For each word, we create a SearchTerm
and a relationship from the Stop
to all its SearchTerm
objects. When the user enters a string, we search on the SearchTerm
objects' normalizedWord
with:
predicate = [NSPredicate predicateWithFormat:@"normalizedWord BEGINSWITH %@", [searchString normalizedSearchString]]
This can also be done in a subquery directly on the Stop
objects.
Fetching All Objects
If we don't set a predicate on our fetch request, we'll retrieve all objects for the given Entity. If we did that for the StopTimes
entity, we'll be pulling in three million objects. That would be slow, and use up a lot of memory. Sometimes, however, we need to get all objects. The common example is that we want to show all objects inside a table view.
What we would do in this case, is to set a batch size:
request.fetchBatchSize = 50;
When we run -[NSManagedObjectContext executeFetchRequest:error:]

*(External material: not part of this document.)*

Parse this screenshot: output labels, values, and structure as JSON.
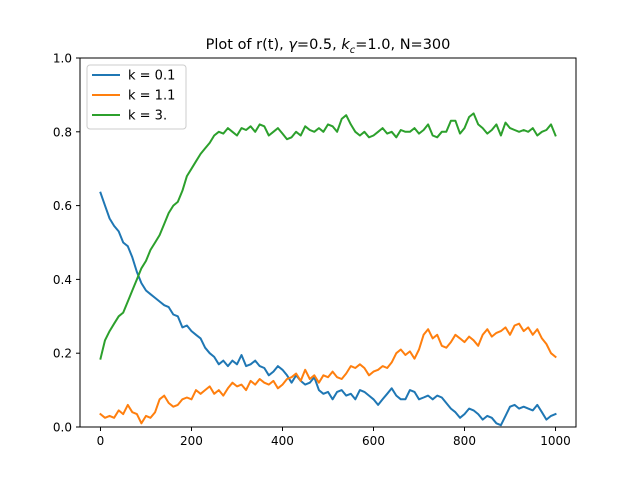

with a batch size set, we still get an array back. We can ask it for its count (which will be close to three million for the StopTime
entity), but Core Data will only populate it with objects as we iterate through the array. And Core Data will get rid of objects again, as they're no longer accessed. Simply put, the array has batches of size 50 (in this case). Core Data will pull in 50 objects at a time. Once more than a certain number of these batches are around, Core Data will release the oldest batch. That way you can loop through all objects in such an array, without having to have all three million objects in memory at the same time.
On iOS, when you use an NSFetchedResultsController
and you have a lot of objects, make sure that the fetchBatchSize
is set on your fetch request. You'll have to experiment with what size works well for you. Twice the amount of objects that you'll be displaying at any given point in time is a good starting point.